彼女たちは なんでもないものであるように無造作にくれるけれど……そこは 富豪や上流階級なお嬢様たち。普段使いのものや使い捨てのものが明らかに 私が“特別な日などに使っているもの”より上質で、時々 ビビりながら使わせていただいている。
ほんの少しだけ知識チート? このシリーズは主人公のチート(?)も “欠片”レベルですw
バタフライ効果の如く、このちょっぴりの変化が遠い未来に 世界中の敏感肌に悩む乙女やご婦人たちを救う……かもしれない。
きっと、天然素材系コスメブランドの先駆け店は“最初の1滴は 癒しの妖精 からもたらされた”という逸話にあやかって【癒しの妖精】という屋号を掲げるだろうw
※英語的に正しいのは“ヒーリング オブ フェアリー”ですが。
癒しの妖精「……黒歴史がっ!!! Σ(゛д゛;;)」
なお。
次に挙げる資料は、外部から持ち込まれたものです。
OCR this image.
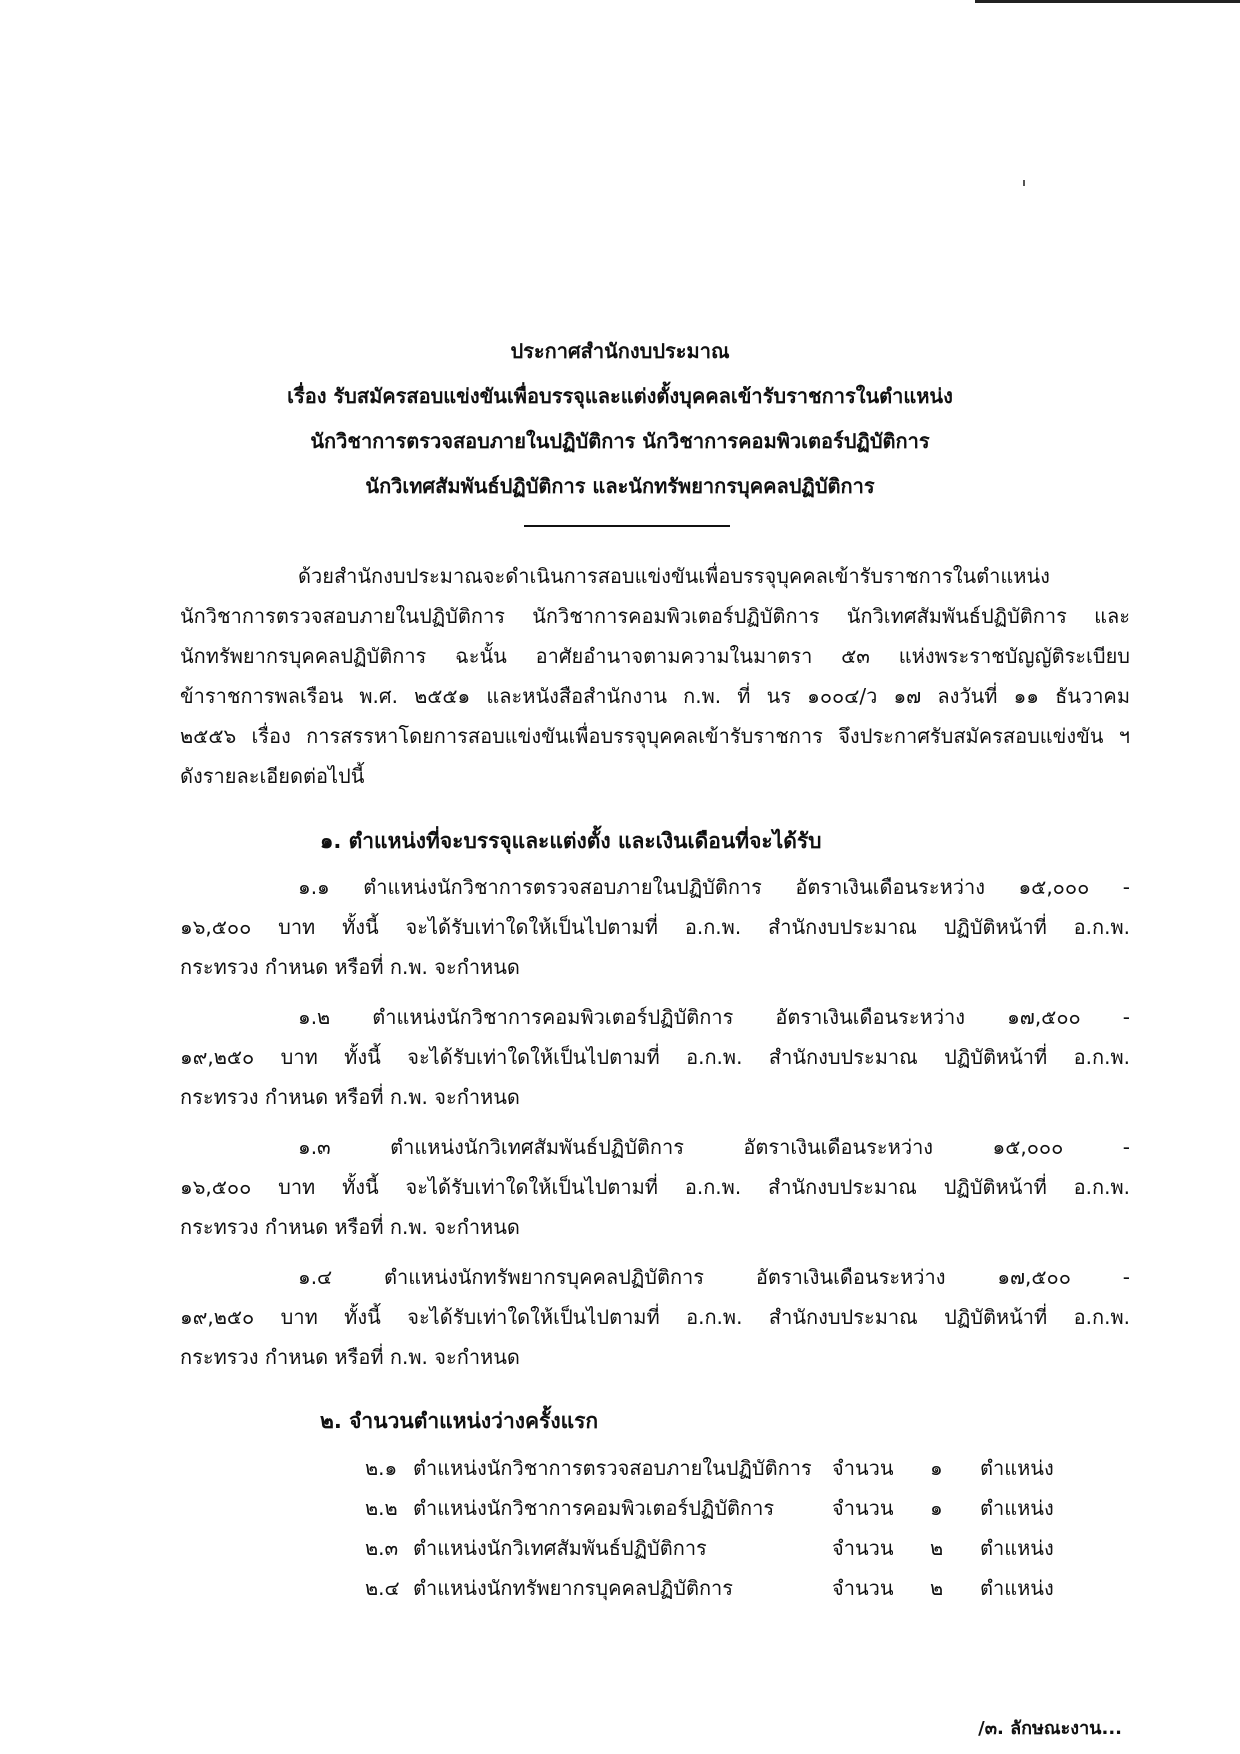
ประกาศสำนักงบประมาณ
เรื่อง รับสมัครสอบแข่งขันเพื่อบรรจุและแต่งตั้งบุคคลเข้ารับราชการในตำแหน่ง
นักวิชาการตรวจสอบภายในปฏิบัติการ นักวิชาการคอมพิวเตอร์ปฏิบัติการ
นักวิเทศสัมพันธ์ปฏิบัติการ และนักทรัพยากรบุคคลปฏิบัติการ
ด้วยสำนักงบประมาณจะดำเนินการสอบแข่งขันเพื่อบรรจุบุคคลเข้ารับราชการในตำแหน่ง
นักวิชาการตรวจสอบภายในปฏิบัติการ นักวิชาการคอมพิวเตอร์ปฏิบัติการ นักวิเทศสัมพันธ์ปฏิบัติการ และ
นักทรัพยากรบุคคลปฏิบัติการ ฉะนั้น อาศัยอำนาจตามความในมาตรา ๕๓ แห่งพระราชบัญญัติระเบียบ
ข้าราชการพลเรือน พ.ศ. ๒๕๕๑ และหนังสือสำนักงาน ก.พ. ที่ นร ๑๐๐๔/ว ๑๗ ลงวันที่ ๑๑ ธันวาคม
๒๕๕๖ เรื่อง การสรรหาโดยการสอบแข่งขันเพื่อบรรจุบุคคลเข้ารับราชการ จึงประกาศรับสมัครสอบแข่งขัน ฯ
ดังรายละเอียดต่อไปนี้
๑. ตำแหน่งที่จะบรรจุและแต่งตั้ง และเงินเดือนที่จะได้รับ
๑.๑ ตำแหน่งนักวิชาการตรวจสอบภายในปฏิบัติการ อัตราเงินเดือนระหว่าง ๑๕,๐๐๐ -
๑๖,๕๐๐ บาท ทั้งนี้ จะได้รับเท่าใดให้เป็นไปตามที่ อ.ก.พ. สำนักงบประมาณ ปฏิบัติหน้าที่ อ.ก.พ.
กระทรวง กำหนด หรือที่ ก.พ. จะกำหนด
๑.๒ ตำแหน่งนักวิชาการคอมพิวเตอร์ปฏิบัติการ อัตราเงินเดือนระหว่าง ๑๗,๕๐๐ -
๑๙,๒๕๐ บาท ทั้งนี้ จะได้รับเท่าใดให้เป็นไปตามที่ อ.ก.พ. สำนักงบประมาณ ปฏิบัติหน้าที่ อ.ก.พ.
กระทรวง กำหนด หรือที่ ก.พ. จะกำหนด
๑.๓ ตำแหน่งนักวิเทศสัมพันธ์ปฏิบัติการ อัตราเงินเดือนระหว่าง ๑๕,๐๐๐ -
๑๖,๕๐๐ บาท ทั้งนี้ จะได้รับเท่าใดให้เป็นไปตามที่ อ.ก.พ. สำนักงบประมาณ ปฏิบัติหน้าที่ อ.ก.พ.
กระทรวง กำหนด หรือที่ ก.พ. จะกำหนด
๑.๔ ตำแหน่งนักทรัพยากรบุคคลปฏิบัติการ อัตราเงินเดือนระหว่าง ๑๗,๕๐๐ -
๑๙,๒๕๐ บาท ทั้งนี้ จะได้รับเท่าใดให้เป็นไปตามที่ อ.ก.พ. สำนักงบประมาณ ปฏิบัติหน้าที่ อ.ก.พ.
กระทรวง กำหนด หรือที่ ก.พ. จะกำหนด
๒. จำนวนตำแหน่งว่างครั้งแรก
๒.๑ ตำแหน่งนักวิชาการตรวจสอบภายในปฏิบัติการ จำนวน ๑ ตำแหน่ง
๒.๒ ตำแหน่งนักวิชาการคอมพิวเตอร์ปฏิบัติการ	จำนวน ๑ ตำแหน่ง
๒.๓ ตำแหน่งนักวิเทศสัมพันธ์ปฏิบัติการ	จำนวน ๒ ตำแหน่ง
๒.๔ ตำแหน่งนักทรัพยากรบุคคลปฏิบัติการ	จำนวน ๒ ตำแหน่ง
/๓. ลักษณะงาน...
このコスメブランドの設立に、新しい持ち物がやたらと増えた“妖精”に疑問を投げ掛け、その理由を聞いた“とある殿下”が関わっているかどうかは謎に包まれている。
[決して悪徳業者じゃないよ な設定]
《フリグローゼン》
貴族のマダムに絶大なる人気を誇る高級コスメブランド。贅沢に配合された最高級の美容成分で貴女に女神の美を約束いたします。
当初は“ディアナローゼン(女神の薔薇たち)”になる予定だったが、念のために検索したら 実在のショップと名前がやや被っていたので、急遽 北欧神話の女神フリッグに変更。語感的に“ッ”は省かれた。